Parado en unas colinas cercanas al mar, otro hombre parece alegremente consternado al ver aparecer de entre las sombras aquella-la-su ciudad, “con sus tejados rojos, sus vidrios centelleantes, sus revoques de cal. Todas las mañanas la luz la describía con todos sus detalles menudos, contaba cada zaguán, enumeraba las casas” (“La Liebre”).
Alguien, más pragmático, creerá que deshacerse de la casa es también una forma de garantizar cierta supervivencia en la vida. Y lo es, tantas veces y para tantos de nosotros. “Vendan la casa y gocemos el dinero”- dice alguien, un muchacho joven que incluso pudiera reflejar un leve tinte biográfico en el cuento “Los hijos Holgazanes”, convencido de algo que tal vez sepamos todos: “Quizá muy pronto no quede de nuestra casa nada más que una ruina cubierta de hierbas.” El joven que estas palabras ha dicho pone por delante una idea pragmática a una romántica; le interesa más que sus padres dejen de discutir “sobre gastos, entradas y deudas” que mantener las viejas paredes que sostienen la techumbre.

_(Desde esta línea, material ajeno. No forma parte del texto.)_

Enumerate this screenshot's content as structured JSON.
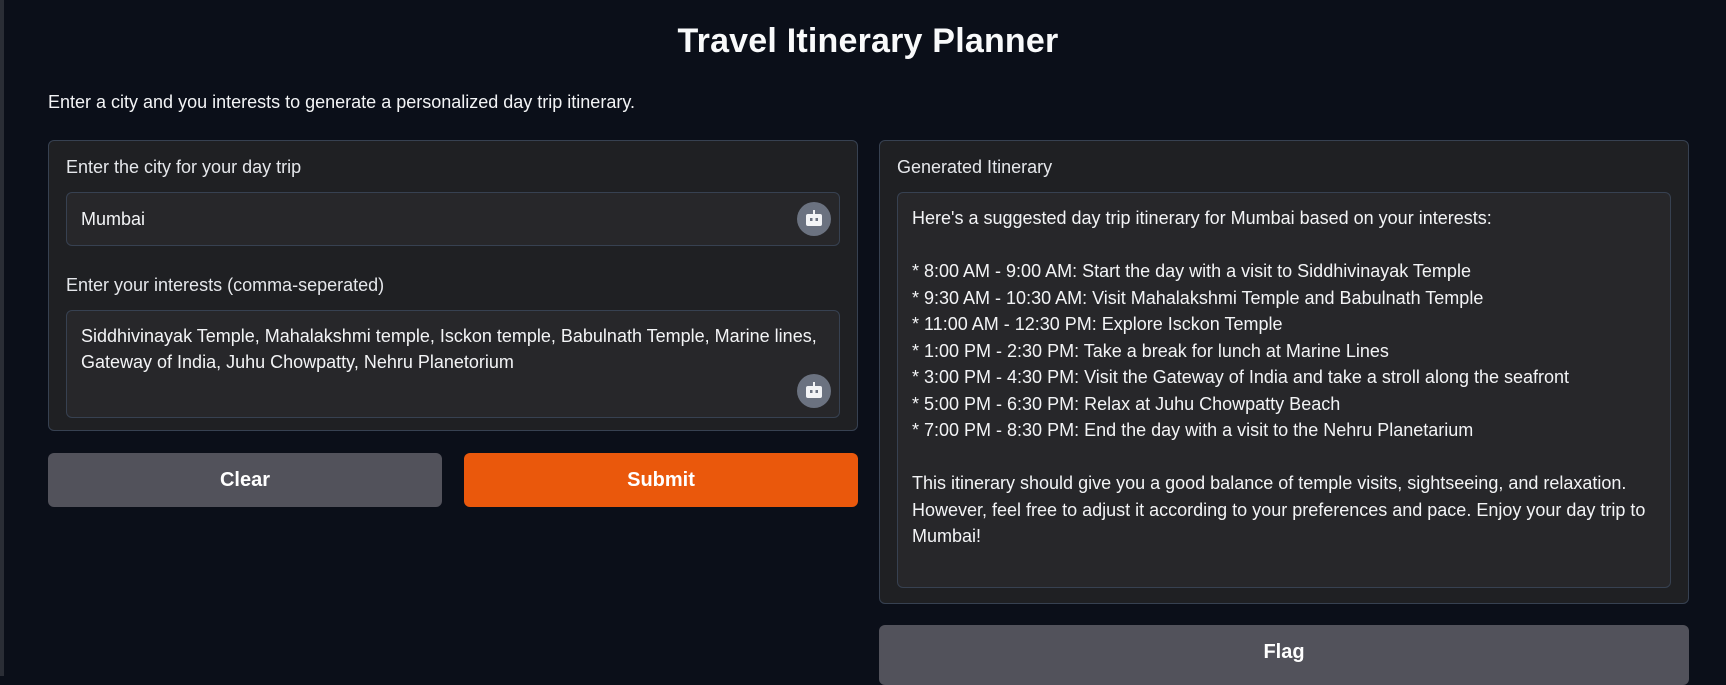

Otro incluso irá más lejos y, animado por la proliferación de fábricas “que edificaban, casas urbanas de seis a ocho pisos” en la ciudad, y viendo que a un antiguo terreno familiar solo lo ataba “un hilo de excitación nostálgica”, habrá de sugerir en su momento: “¿Por qué no construimos también nosotros, ya que todos construyen?” (“El negocio de la construcción”).
Quizá el ejemplo donde Calvino se nos presenta mejor con su estilo de “fábula con carga realista”, como cientos de lectores habrán advertido, sea en “La Hormiga argentina”, la historia de un matrimonio y su pequeño bebé que llega a una casa alquilada y descubre, de repente y persistentemente, que está infectada de hormigas voraces y multiplicadoras, y que pertenece a un pueblo de tal manera infectado por los insectos que no tienen otra opción que acometer una acción definitiva, una de las más poéticas salidas del libro.
En una entrevista, muchos años después, habiendo ganado ya suficiente reputación por libros como El vizconde demediado, El barón rampante, Las ciudades invisibles o Si una noche de invierno un viajero, Calvino dijo: “Me resulta bien difícil establecer una relación personal con los lugares. En mi libro Las ciudades invisibles hay esta transformación de cada una de las ciudades en una ciudad única, una ciudad continua, un poco es la vida que llevamos actualmente, de movernos de una ciudad a otra, de reproducir en la ciudad de destino el mismo estilo de vida que teníamos en la ciudad de partida.”
Y también había escrito en el cuento “La nube de smog”: “Establecerme no es la palabra exacta. No tenía ningún deseo de estabilidad; quería que a mi alrededor todo siguiera fluido, provisional, y solo así que parecía tener una estabilidad mía, interior; sin embargo, no habría sabido explicar en qué consistía”.